The resilience of North American mammals to climate shifts over “deep time” may indicate how modern-day mammals can cope with global warming, according to a new U.S. study.

Over the last 400 years, there has been a record number of mammalian extinctions, with one in four species of land mammals predicted to die out based on a 2008 report by the International Union for the Conservation of Nature.

Mammal diversity is therefore declining when some scientists believe that diversity is exactly what mammals need to cope with rapid climate change.

Researchers at Vanderbilt University, Tennessee, analyzed mammal families from 56 million years ago, when the Eocene began, through to 12,000 years ago, when megafauna such as mammoths and sabre-toothed tigers died out during the Pleistocene or Ice Age extinction.

“Before we can predict how mammals will respond to climate change in the future, we need to understand how they responded to climate change in the past,” said research leader Larisa R. G. DeSantis in a press release.

For example, mammals can move when their environment changes, and being able to regulate their body temperature makes them more flexible, unlike cold-blooded animals, such as reptiles.

The team examined the North American mammalian fossil record at the family level, because species are difficult to identify with certainty.

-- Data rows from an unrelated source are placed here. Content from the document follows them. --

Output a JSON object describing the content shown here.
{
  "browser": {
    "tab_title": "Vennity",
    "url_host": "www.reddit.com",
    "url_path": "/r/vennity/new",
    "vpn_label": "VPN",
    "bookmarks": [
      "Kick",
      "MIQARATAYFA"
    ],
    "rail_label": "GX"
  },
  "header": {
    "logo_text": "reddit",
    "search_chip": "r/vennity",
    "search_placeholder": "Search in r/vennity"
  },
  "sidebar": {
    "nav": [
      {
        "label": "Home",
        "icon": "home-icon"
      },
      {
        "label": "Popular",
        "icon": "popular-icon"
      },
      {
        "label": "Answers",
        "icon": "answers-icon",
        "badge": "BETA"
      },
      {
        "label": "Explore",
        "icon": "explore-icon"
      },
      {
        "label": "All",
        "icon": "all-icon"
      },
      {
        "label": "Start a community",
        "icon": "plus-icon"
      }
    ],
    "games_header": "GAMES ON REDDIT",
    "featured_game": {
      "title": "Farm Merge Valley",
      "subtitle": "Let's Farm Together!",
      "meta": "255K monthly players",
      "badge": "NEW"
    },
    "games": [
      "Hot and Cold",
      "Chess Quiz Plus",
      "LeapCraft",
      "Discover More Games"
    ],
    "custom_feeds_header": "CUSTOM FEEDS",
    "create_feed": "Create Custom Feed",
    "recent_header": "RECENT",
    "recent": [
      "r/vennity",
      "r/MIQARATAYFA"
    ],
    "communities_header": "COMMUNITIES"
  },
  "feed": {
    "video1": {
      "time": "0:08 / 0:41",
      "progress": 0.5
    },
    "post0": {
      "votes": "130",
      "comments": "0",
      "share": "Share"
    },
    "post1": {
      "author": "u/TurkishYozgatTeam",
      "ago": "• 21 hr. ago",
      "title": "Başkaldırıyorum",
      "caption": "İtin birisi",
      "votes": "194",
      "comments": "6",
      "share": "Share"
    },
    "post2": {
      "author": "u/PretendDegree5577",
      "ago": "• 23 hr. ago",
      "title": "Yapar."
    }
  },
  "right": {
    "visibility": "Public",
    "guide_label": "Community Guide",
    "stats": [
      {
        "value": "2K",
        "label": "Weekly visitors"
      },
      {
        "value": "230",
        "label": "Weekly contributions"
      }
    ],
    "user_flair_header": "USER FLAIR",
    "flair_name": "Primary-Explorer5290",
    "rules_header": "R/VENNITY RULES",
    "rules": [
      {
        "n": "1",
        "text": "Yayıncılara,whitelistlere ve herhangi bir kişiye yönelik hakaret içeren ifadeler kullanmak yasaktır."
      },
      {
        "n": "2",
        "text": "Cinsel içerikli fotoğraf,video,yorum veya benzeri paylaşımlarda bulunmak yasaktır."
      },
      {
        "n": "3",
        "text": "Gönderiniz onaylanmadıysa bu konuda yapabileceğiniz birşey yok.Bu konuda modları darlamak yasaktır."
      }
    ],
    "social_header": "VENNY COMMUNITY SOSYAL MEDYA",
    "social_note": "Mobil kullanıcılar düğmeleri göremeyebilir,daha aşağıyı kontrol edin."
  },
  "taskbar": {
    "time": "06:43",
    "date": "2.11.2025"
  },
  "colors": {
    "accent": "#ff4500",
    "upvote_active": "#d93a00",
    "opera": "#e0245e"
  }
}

They looked at shifts in the range and diversity of 35 families, including bears, mammoths, rodents, and hoofed animals.

They found that the families’ range and distribution were surprisingly stable despite significant climate change events during the last 56 million years, starting with a very hot environment, about 6 degrees Celsius warmer than nowadays, which would have prevented polar ice forming.

Then, after a period similar to today’s climate, there was a large fall in temperature, followed by rapid warming, and the Ice Ages.

“These data clearly show that most families were extremely resilient to climate and environmental change over deep time,” DeSantis said.

Equidae (horses and donkeys) had the biggest range from the Eocene to the Pliocene, after which they were still very dominant during the Pleistocene.

The team concluded that mammals filled similar niches throughout time, suggesting that niches are heritable and conserved over time—an assumption of models used to predict current mammals’ response to global warming.

Furthermore, there is a link between a family’s diversity and its range—more diverse families were more stable with larger ranges.

“Diversity is good,” DeSantis said. “The more species a family has that fill different niches, the greater its ability to maintain larger ranges regardless of climate change.”

Overall, ranges moved south and east from the Eocene to the Pleistocene, probably due to global cooling at that time.

From the Pliocene to the Pleistocene, any such movement of ranges appears to have been complicated by “The Great American Interchange,” when the Isthmus of Panama allowed South American mammals such as the armadillo to move north.

The researchers found no evidence of decline in families with megafauna or other species that disappeared during the Pleistocene, implying that climate change was not the cause of extinction.

The paper was published in PLoS ONE on April 23.